Post-translational modifications of tubulin in the nervous system


Address correspondence and reprint requests to Nobuyuki Fukushima, Research Institute for Science and Technology, Kinki University, 3-4-1 Kowakae, Higashiosaka 577-8502, Japan. E-mail:


J. Neurochem. (2009) 109, 683–693.


Many studies have shown that microtubules (MTs) interact with MT-associated proteins and motor proteins. These interactions are essential for the formation and maintenance of the polarized morphology of neurons and have been proposed to be regulated in part by highly diverse, unusual post-translational modifications (PTMs) of tubulin, including acetylation, tyrosination, detyrosination, Δ2 modification, polyglutamylation, polyglycylation, palmitoylation, and phosphorylation.
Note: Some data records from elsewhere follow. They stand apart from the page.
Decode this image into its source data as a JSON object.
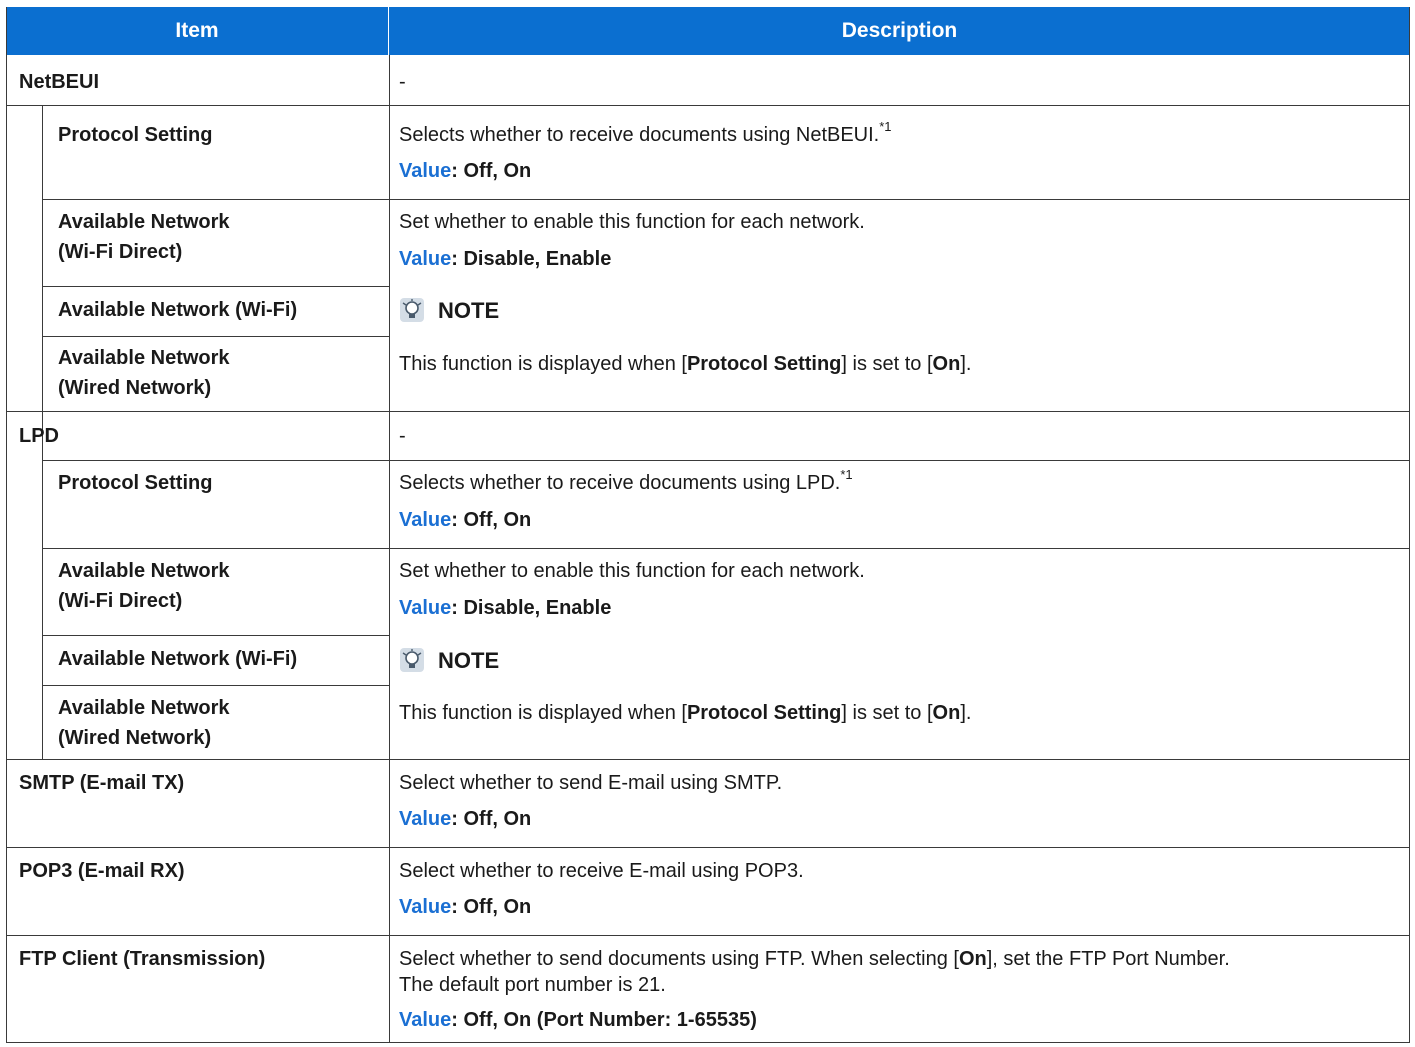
{
  "header": {
    "item": "Item",
    "description": "Description"
  },
  "value_label": "Value",
  "note_label": "NOTE",
  "rows": {
    "netbeui": {
      "item": "NetBEUI",
      "description": "-",
      "protocol": {
        "item": "Protocol Setting",
        "desc_text": "Selects whether to receive documents using NetBEUI.",
        "footnote": "*1",
        "value": ": Off, On"
      },
      "avail_direct": {
        "line1": "Available Network",
        "line2": "(Wi-Fi Direct)"
      },
      "avail_wifi": {
        "item": "Available Network (Wi-Fi)"
      },
      "avail_wired": {
        "line1": "Available Network",
        "line2": "(Wired Network)"
      },
      "avail_desc": "Set whether to enable this function for each network.",
      "avail_value": ": Disable, Enable",
      "note_pre": "This function is displayed when [",
      "note_bold1": "Protocol Setting",
      "note_mid": "] is set to [",
      "note_bold2": "On",
      "note_post": "]."
    },
    "lpd": {
      "item": "LPD",
      "description": "-",
      "protocol": {
        "item": "Protocol Setting",
        "desc_text": "Selects whether to receive documents using LPD.",
        "footnote": "*1",
        "value": ": Off, On"
      },
      "avail_direct": {
        "line1": "Available Network",
        "line2": "(Wi-Fi Direct)"
      },
      "avail_wifi": {
        "item": "Available Network (Wi-Fi)"
      },
      "avail_wired": {
        "line1": "Available Network",
        "line2": "(Wired Network)"
      },
      "avail_desc": "Set whether to enable this function for each network.",
      "avail_value": ": Disable, Enable",
      "note_pre": "This function is displayed when [",
      "note_bold1": "Protocol Setting",
      "note_mid": "] is set to [",
      "note_bold2": "On",
      "note_post": "]."
    },
    "smtp": {
      "item": "SMTP (E-mail TX)",
      "desc": "Select whether to send E-mail using SMTP.",
      "value": ": Off, On"
    },
    "pop3": {
      "item": "POP3 (E-mail RX)",
      "desc": "Select whether to receive E-mail using POP3.",
      "value": ": Off, On"
    },
    "ftp": {
      "item": "FTP Client (Transmission)",
      "desc_pre": "Select whether to send documents using FTP. When selecting [",
      "desc_bold": "On",
      "desc_post": "], set the FTP Port Number.",
      "desc_line2": "The default port number is 21.",
      "value": ": Off, On (Port Number: 1-65535)"
    }
  }
}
However, the precise mechanisms of PTM generation and the properties of modified MTs have been poorly understood until recently. Recent PTM research has uncovered the enzymes mediating tubulin PTMs and provided new insights into the regulation of MT-based functions. The identification of tubulin deacetylase and discovery of its specific inhibitors have paved the way to understand the roles of acetylated MTs in kinesin-mediated axonal transport and neurodegenerative diseases such as Huntington’s disease. Studies with tubulin tyrosine ligase (TTL)-null mice have shown that tyrosinated MTs are essential in normal brain development. The discovery of TTL-like genes encoding polyglutamylase has led to the finding that polyglutamylated MTs which accumulate during brain development are involved in synapse vesicle transport or neurite outgrowth through interactions with motor proteins or MT-associated proteins, respectively. Here we review current exciting topics that are expected to advance MT research in the nervous system.